When you're a freelance writer, letting guilt rule your choices is all too easy. For example, giving yourself permission to goof off can be problematic. There's work that needs doing, bills that need paying, and [hopefully] always another deadline looming. But you can only keep going, keep working without respite for so long before the machinery gets jammed. Think of your imagination as a well, fed by a natural spring that bubbles ideas up from deep within your psyche.
Every now and then you've got to stop drawing on the well, give it a chance to refill a little. And you also need to feed the psyche. Go see a film or three. Visit a gallery. See a play. Watch a DVD of some classic film you've never seen before. Read a book - but just for fun. Most of all, try to switch off that analytical part of your mind that interprets and criticises and pulls apart an event as it happens. Relax. Just enjoy the moment, let yourself be swept away by it happening.
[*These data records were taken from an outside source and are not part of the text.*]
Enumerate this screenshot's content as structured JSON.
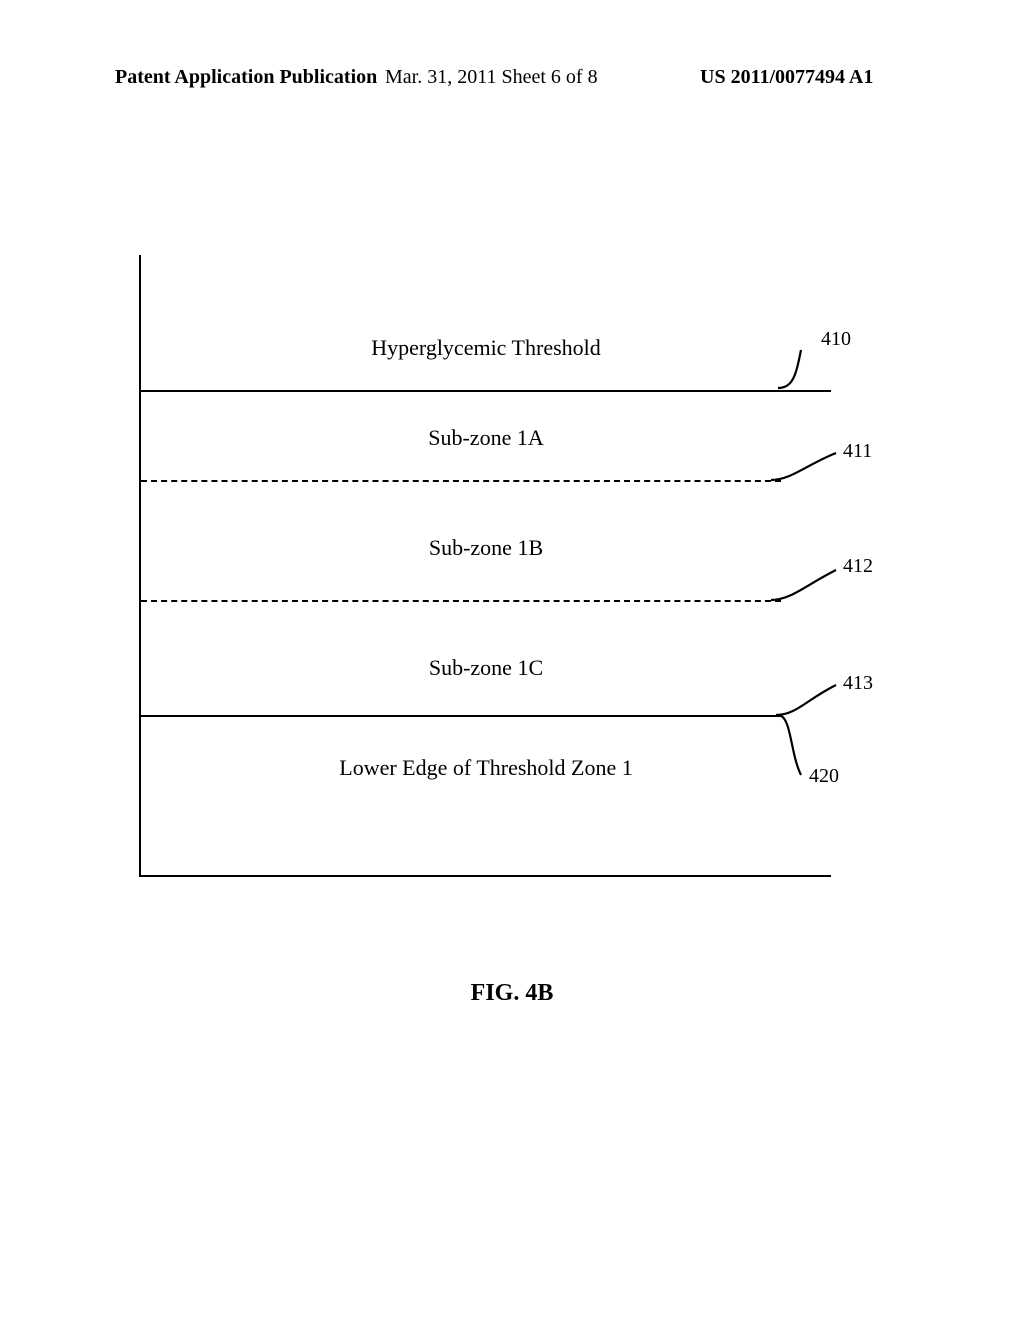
{
  "header": {
    "left": "Patent Application Publication",
    "center": "Mar. 31, 2011 Sheet 6 of 8",
    "right": "US 2011/0077494 A1"
  },
  "diagram": {
    "rows": {
      "hyper": "Hyperglycemic Threshold",
      "sub1a": "Sub-zone 1A",
      "sub1b": "Sub-zone 1B",
      "sub1c": "Sub-zone 1C",
      "lower": "Lower Edge of Threshold Zone 1"
    },
    "labels": {
      "l410": "410",
      "l411": "411",
      "l412": "412",
      "l413": "413",
      "l420": "420"
    }
  },
  "caption": "FIG. 4B"
}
Reading for fun isn't something I let myself do much. The vasst majority of my reading in any given week, month or year is for research purposes. I'm thinking of branching out into a new genre of novel, so I've been reading current works from that genre to get a better sense of its style, conventions, limits and opportunities. I spend a lot of time reading online - industry publications and practitioner blogs, Broadcast and Variety, Media Guardian and Digital Spy, any of the blogs on the right hand side of this screen - they all update my knowledge of how things are.
But reading for fun? Not so much. I'll wait until I'm on holiday and then devour a novel a day, maybe more. Having starved myself of entertainment reading, I'll chow down on murder mysteries, comfort reading of old favourites and even tackle a tome or two that I've been longing to read but never gotten round to. The problem is I hardly ever go on holiday. For me a holiday takes place away from home, ideally near a swimming pool, most often in another country.
Last year I had one such week in June. Didn't do much over Christmas but can't honestly say I unplugged myself from the matrix. This year I'm off to New Zealand for 24 days, so I expect to get plenty of reading done. But I surprised myself last week by buying a book just for fun and even read the first few chapters. Guess my psyche's in need of a feed. And the book? Miss Pettigrew Lives For a Day by Winifred Watson.
While I am reading it for fun, I'm also looking at it because there's a film adaptation coming soon. I like to read a book before the film adaptation gets released, imagine how I would adapt it. Once the film emerges, I can go along and compare my version with the screenwriter's take on the same material. More than half of all Hollywood films are adaptations, so it's a muscle worth exercising.
Sigh. Even when I try to read for fun, my subconscious still pulls the old bait and switch routine on me. You can turn off your computer, leave your mobile at home and ignore the world at large, but disconnecting the psyche - never easy.